Hi. I did a thorough check and it seems the issue is not with pycocotools/torchmetrics. Here are the evaluation results from both: Torchmetrics

{'classes': tensor([1, 2, 3, 4, 5, 6, 7], dtype=torch.int32),
 'map': tensor(0.1302),
 'map_50': tensor(0.2933),
 'map_75': tensor(0.0970),
 'map_large': tensor(0.1804),
 'map_medium': tensor(0.1303),
 'map_per_class': tensor([0.1623, 0.2512, 0.0655, 0.0846, 0.0162, 0.1514, 0.1802]),
 'map_small': tensor(0.1129),
 'mar_1': tensor(0.1116),
 'mar_10': tensor(0.2763),
 'mar_100': tensor(0.3382),
 'mar_100_per_class': tensor([0.3854, 0.4335, 0.2587, 0.2509, 0.1784, 0.4788, 0.3815]),
 'mar_large': tensor(0.4500),
 'mar_medium': tensor(0.3378),
 'mar_small': tensor(0.3006)}

pycocotools

Average Precision  (AP) @[ IoU=0.50:0.95 | area=   all | maxDets=100 ] = 0.130
 Average Precision  (AP) @[ IoU=0.50      | area=   all | maxDets=100 ] = 0.293
 Average Precision  (AP) @[ IoU=0.75      | area=   all | maxDets=100 ] = 0.097
 Average Precision  (AP) @[ IoU=0.50:0.95 | area= small | maxDets=100 ] = 0.113
 Average Precision  (AP) @[ IoU=0.50:0.95 | area=medium | maxDets=100 ] = 0.131
 Average Precision  (AP) @[ IoU=0.50:0.95 | area= large | maxDets=100 ] = 0.180
 Average Recall     (AR) @[ IoU=0.50:0.95 | area=   all | maxDets=  1 ] = 0.112
 Average Recall     (AR) @[ IoU=0.50:0.95 | area=   all | maxDets= 10 ] = 0.276
 Average Recall     (AR) @[ IoU=0.50:0.95 | area=   all | maxDets=100 ] = 0.338
 Average Recall     (AR) @[ IoU=0.50:0.95 | area= small | maxDets=100 ] = 0.301
 Average Recall     (AR) @[ IoU=0.50:0.95 | area=medium | maxDets=100 ] = 0.337
 Average Recall     (AR) @[ IoU=0.50:0.95 | area= large | maxDets=100 ] = 0.450

Somehow the last epoch results and the evaluation script results are not matching when image size is less than 640. At this point, I will need to dig deeper into what is happening.

JerickoDG commented 1 year ago

Hi.
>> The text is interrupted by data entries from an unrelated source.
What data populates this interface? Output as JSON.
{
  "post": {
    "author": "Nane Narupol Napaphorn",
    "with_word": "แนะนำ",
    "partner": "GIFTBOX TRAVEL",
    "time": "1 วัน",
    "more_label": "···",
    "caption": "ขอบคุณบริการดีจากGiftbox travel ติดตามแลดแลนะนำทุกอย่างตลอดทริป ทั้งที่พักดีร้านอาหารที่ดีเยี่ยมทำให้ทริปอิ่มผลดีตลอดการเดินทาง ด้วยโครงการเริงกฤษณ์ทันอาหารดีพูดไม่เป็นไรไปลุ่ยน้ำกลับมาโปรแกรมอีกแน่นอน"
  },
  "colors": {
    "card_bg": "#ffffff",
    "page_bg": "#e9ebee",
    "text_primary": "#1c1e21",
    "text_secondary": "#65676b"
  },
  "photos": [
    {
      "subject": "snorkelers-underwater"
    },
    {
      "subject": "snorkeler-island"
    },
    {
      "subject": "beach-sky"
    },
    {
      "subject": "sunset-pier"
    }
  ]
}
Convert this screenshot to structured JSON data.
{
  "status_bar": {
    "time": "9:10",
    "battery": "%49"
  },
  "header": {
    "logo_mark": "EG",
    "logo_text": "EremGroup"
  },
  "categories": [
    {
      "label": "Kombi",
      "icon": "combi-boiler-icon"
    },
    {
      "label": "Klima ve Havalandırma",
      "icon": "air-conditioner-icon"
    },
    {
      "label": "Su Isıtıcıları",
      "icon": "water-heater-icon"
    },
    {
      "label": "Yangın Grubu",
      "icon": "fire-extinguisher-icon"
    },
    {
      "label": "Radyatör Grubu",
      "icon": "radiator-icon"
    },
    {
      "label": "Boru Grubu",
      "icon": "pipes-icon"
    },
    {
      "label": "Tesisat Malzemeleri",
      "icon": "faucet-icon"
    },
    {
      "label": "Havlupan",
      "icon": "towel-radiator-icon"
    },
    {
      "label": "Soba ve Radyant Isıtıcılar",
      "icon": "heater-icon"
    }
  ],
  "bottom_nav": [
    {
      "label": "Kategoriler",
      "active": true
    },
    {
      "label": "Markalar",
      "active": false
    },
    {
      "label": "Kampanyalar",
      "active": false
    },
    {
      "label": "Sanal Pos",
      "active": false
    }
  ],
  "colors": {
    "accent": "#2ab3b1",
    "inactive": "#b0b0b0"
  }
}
Thanks for your update.

May I ask how did you use Torchmetrics to get the correct mAP metrics when the image size is less than 640? So I can try it myself while you're digging deeper to what is happening?

sovit-123 commented 1 year ago

No, I said the results are not matching when the image size is less than 640. When the image size is 640 or higher they are matching.

I hope this is clear.

Let me know if you have any more questions.

sovit-123 commented 1 year ago

Oh. Wait. Are you asking about the matching numbers between torchmetrics and pycocotools?

JerickoDG commented 1 year ago

Apologies, let me edit my reply there. Yes, I would like to try what you did as well. Did you still use eval.py for that?

sovit-123 commented 1 year ago

So, I just used the latest version of torchmetrics which uses pycocotools as backend by default. You can update yours as well. it is more reliable.

JerickoDG commented 1 year ago

Okay, noted. Apologies as I am not too knowledgeable about the library/framework but may I ask if I shall still use the eval.py after updating torchmetrics or do I need to create a script that uses this module from torchmetrics: https://torchmetrics.readthedocs.io/en/stable/detection/mean_average_precision.html

sovit-123 commented 1 year ago

You can use Torchmetrics. It's pretty good now.